As the NSA metadata collection scandal has developed, a number of technology and communications companies have fought to increase the transparency of the data collection process by publishing reports on how much data government agencies are asking them for.
Right lets ignore the fact that companies are trying to save face after being exposed for intentional back doors and exploits in there hardware/software, and all the other "warning systems" that were ignored from the agencies hacking into systems.
This shouldn't be about people protecting or feeling sorry for million/billion monopolies, but we should continue to include the possible fact they're in on it of there own freewill.
These request letters, are more or less a disguise/decoy to what people should really be talking about. The government has had tremendous success in going after the little guys and getting them shut down, for refusing to co-operate, and the little guys have gone public over it. Large Companies kept quite over it, because they're part of it, not because they were being threatened, I'm getting a little annoyed with people using that argument when it comes to million/billion dollar companies that are contracted with government to provide infrastructure, and other services, that there victims.
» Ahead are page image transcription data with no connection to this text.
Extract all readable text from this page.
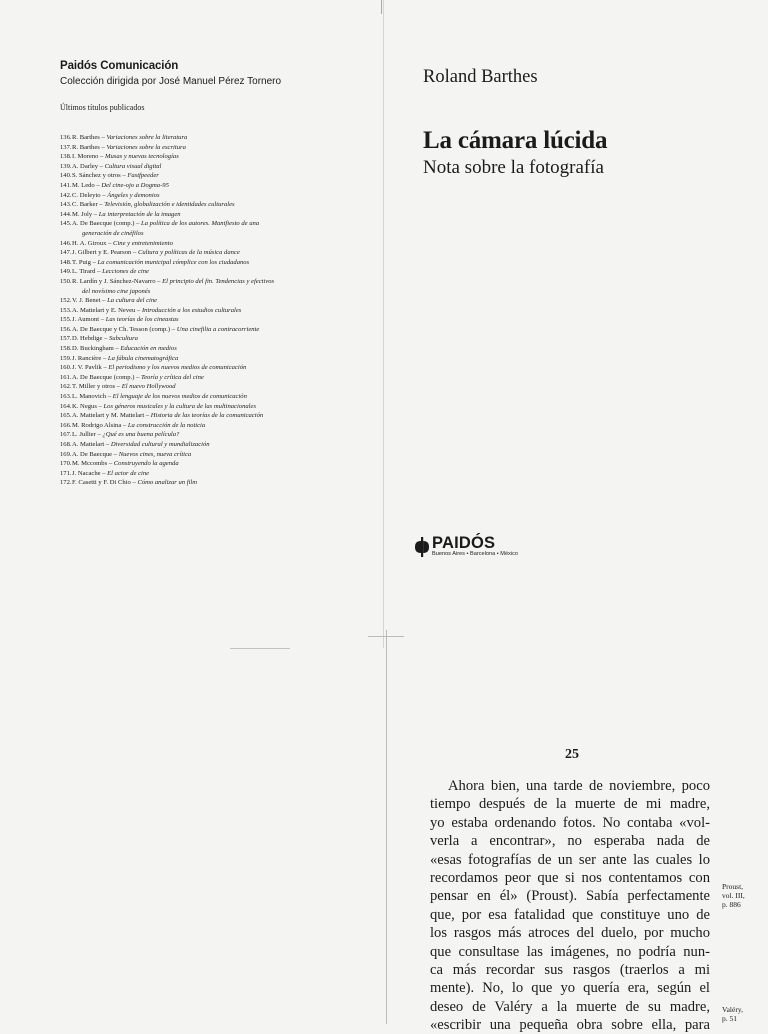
Paidós Comunicación
Colección dirigida por José Manuel Pérez Tornero
Últimos títulos publicados
136. R. Barthes – Variaciones sobre la literatura
137. R. Barthes – Variaciones sobre la escritura
138. I. Moreno – Musas y nuevas tecnologías
139. A. Darley – Cultura visual digital
140. S. Sánchez y otros – Fastfpeeder
141. M. Ledo – Del cine-ojo a Dogma-95
142. C. Deleyto – Ángeles y demonios
143. C. Barker – Televisión, globalización e identidades culturales
144. M. Joly – La interpretación de la imagen
145. A. De Baecque (comp.) – La política de los autores. Manifiesto de una
generación de cinéfilos
146. H. A. Giroux – Cine y entretenimiento
147. J. Gilbert y E. Pearson – Cultura y políticas de la música dance
148. T. Puig – La comunicación municipal cómplice con los ciudadanos
149. L. Tirard – Lecciones de cine
150. R. Lardín y J. Sánchez-Navarro – El principio del fin. Tendencias y efectivos
del novísimo cine japonés
152. V. J. Benet – La cultura del cine
153. A. Mattelart y E. Neveu – Introducción a los estudios culturales
155. J. Aumont – Las teorías de los cineastas
156. A. De Baecque y Ch. Tesson (comp.) – Una cinefilia a contracorriente
157. D. Hebdige – Subcultura
158. D. Buckingham – Educación en medios
159. J. Rancière – La fábula cinematográfica
160. J. V. Pavlik – El periodismo y los nuevos medios de comunicación
161. A. De Baecque (comp.) – Teoría y crítica del cine
162. T. Miller y otros – El nuevo Hollywood
163. L. Manovich – El lenguaje de los nuevos medios de comunicación
164. K. Negus – Los géneros musicales y la cultura de las multinacionales
165. A. Mattelart y M. Mattelart – Historia de las teorías de la comunicación
166. M. Rodrigo Alsina – La construcción de la noticia
167. L. Jullier – ¿Qué es una buena película?
168. A. Mattelart – Diversidad cultural y mundialización
169. A. De Baecque – Nuevos cines, nueva crítica
170. M. Mccombs – Construyendo la agenda
171. J. Nacache – El actor de cine
172. F. Casetti y F. Di Chio – Cómo analizar un film
Roland Barthes
La cámara lúcida
Nota sobre la fotografía
PAIDÓS
Buenos Aires • Barcelona • México
25
Ahora bien, una tarde de noviembre, poco
tiempo después de la muerte de mi madre,
yo estaba ordenando fotos. No contaba «vol-
verla a encontrar», no esperaba nada de
«esas fotografías de un ser ante las cuales lo
recordamos peor que si nos contentamos con
pensar en él» (Proust). Sabía perfectamente
que, por esa fatalidad que constituye uno de
los rasgos más atroces del duelo, por mucho
que consultase las imágenes, no podría nun-
ca más recordar sus rasgos (traerlos a mi
mente). No, lo que yo quería era, según el
deseo de Valéry a la muerte de su madre,
«escribir una pequeña obra sobre ella, para
Proust,
vol. III,
p. 886
Valéry,
p. 51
This should be a full on attack at everyone involved, the government surveillance of US citizens is decades old, but companies willfully participating to make it easy for them should be closely investigated, and publicized as much if not more then the stories over the NSA and other agencies doing something they have done for years.
Transparency, for the NSA is going to do nothing when there are at least another 10 agencies that will continue where the NSA has been exposed, and companies will continue to aide those agencies until [or if] someone exposes there operations, then we will be right back at this very discussion yet again.